Related
Essentially, I need to write a faster implementation as a replacement for insert() to insert an element in a particular position in a list.
The inputs are given in a list as [(index, value), (index, value), (index, value)]
For example: Doing this to insert 10,000 elements in a 1,000,000 element list takes about 2.7 seconds
def do_insertions_simple(l, insertions):
"""Performs the insertions specified into l.
#param l: list in which to do the insertions.

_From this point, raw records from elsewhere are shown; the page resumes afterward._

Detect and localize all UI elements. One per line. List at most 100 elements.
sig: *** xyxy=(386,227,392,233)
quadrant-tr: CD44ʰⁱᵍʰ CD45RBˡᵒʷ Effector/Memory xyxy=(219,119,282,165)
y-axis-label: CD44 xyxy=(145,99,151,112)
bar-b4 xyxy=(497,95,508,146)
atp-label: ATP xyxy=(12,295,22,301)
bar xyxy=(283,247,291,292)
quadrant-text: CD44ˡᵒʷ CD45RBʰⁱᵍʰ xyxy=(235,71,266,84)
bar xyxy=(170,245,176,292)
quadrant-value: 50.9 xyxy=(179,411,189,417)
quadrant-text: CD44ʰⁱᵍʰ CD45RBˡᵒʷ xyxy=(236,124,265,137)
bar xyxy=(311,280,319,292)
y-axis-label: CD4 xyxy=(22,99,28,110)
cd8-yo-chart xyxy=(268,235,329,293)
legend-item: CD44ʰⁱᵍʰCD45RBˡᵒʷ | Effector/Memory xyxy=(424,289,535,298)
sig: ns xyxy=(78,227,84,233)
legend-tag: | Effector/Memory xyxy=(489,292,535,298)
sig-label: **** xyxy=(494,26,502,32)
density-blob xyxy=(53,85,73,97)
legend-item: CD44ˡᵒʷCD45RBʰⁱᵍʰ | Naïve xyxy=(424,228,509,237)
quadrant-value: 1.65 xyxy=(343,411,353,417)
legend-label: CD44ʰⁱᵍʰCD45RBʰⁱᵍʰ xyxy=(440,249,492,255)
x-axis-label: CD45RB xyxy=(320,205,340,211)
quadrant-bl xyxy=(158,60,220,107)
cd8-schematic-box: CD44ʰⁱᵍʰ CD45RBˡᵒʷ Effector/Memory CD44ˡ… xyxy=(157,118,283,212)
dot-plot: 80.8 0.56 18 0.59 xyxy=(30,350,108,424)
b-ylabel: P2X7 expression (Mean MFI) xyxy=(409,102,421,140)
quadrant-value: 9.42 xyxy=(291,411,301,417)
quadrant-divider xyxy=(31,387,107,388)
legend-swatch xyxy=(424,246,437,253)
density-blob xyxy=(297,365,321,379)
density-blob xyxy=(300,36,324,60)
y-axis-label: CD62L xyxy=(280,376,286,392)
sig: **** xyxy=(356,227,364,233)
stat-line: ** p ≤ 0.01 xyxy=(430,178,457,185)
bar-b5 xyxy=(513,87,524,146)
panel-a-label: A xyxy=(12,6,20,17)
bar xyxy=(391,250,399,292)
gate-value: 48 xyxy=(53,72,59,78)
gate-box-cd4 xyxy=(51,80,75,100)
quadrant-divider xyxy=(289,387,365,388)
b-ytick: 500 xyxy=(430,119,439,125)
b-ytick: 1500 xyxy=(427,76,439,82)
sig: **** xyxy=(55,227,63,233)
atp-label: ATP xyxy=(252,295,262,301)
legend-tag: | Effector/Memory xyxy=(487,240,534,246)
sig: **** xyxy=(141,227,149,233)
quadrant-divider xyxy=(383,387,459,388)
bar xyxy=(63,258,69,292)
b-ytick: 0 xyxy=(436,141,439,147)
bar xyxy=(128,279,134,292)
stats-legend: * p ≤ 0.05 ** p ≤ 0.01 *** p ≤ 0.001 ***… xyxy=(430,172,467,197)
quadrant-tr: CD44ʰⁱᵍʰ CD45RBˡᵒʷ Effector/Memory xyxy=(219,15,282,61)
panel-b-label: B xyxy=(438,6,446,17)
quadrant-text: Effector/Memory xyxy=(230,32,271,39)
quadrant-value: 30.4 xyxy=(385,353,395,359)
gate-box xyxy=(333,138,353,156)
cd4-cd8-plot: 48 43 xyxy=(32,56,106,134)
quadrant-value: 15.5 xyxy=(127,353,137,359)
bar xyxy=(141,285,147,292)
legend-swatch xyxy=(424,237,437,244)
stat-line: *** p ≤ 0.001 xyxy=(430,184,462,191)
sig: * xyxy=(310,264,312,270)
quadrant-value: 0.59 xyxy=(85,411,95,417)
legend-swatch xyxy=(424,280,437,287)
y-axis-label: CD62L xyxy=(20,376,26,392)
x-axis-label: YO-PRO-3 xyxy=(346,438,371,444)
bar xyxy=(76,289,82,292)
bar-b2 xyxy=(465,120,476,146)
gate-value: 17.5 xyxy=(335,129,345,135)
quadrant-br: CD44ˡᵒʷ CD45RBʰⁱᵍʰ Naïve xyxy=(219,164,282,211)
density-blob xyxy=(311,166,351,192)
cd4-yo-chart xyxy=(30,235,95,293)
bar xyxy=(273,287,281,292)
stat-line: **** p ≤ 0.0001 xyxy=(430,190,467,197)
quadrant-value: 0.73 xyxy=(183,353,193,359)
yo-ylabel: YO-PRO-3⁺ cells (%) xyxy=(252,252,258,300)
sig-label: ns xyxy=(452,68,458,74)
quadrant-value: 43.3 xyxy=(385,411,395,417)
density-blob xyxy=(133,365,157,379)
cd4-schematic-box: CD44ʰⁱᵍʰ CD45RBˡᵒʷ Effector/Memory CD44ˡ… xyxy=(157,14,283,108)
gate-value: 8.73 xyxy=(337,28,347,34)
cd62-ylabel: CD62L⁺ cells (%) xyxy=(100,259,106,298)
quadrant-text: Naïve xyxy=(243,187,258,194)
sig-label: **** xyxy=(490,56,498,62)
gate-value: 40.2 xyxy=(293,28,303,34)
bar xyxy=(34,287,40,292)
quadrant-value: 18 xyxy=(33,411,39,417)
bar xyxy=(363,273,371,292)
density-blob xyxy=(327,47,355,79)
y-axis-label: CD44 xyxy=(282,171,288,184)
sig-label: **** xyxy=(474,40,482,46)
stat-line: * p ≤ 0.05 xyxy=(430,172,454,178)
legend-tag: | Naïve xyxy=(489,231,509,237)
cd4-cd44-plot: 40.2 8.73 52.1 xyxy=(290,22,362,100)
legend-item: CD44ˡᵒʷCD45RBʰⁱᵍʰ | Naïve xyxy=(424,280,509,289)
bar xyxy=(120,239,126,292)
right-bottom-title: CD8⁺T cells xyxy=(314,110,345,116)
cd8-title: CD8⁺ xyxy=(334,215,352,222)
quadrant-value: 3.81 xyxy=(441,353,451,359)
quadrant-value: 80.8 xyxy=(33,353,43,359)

Is is not modified.
#param insertions: list of pairs (i, x), indicating that x should
be inserted at position i.
"""
r = list(l)
for i, x in insertions:
r.insert(i, x)
return r
My assignment asks me to speed up the time taken to complete the insertions by 8x or more
My current implementation:
def do_insertions_fast(l, insertions):
"""Implement here a faster version of do_insertions_simple """
#insert insertions[x][i] at l[i]
result=list(l)
for x,y in insertions:
result = result[:x]+list(y)+result[x:]
return result
Sample input:
import string
l = [0, 1, 2, 3, 4, 5, 6, 7, 8, 9]
insertions = [(0, 'a'), (2, 'b'), (2, 'b'), (7, 'c')]
r1 = do_insertions_simple(l, insertions)
r2 = do_insertions_fast(l, insertions)
print("r1:", r1)
print("r2:", r2)
assert_equal(r1, r2)
is_correct = False
for _ in range(20):
l, insertions = generate_testing_case(list_len=100, num_insertions=20)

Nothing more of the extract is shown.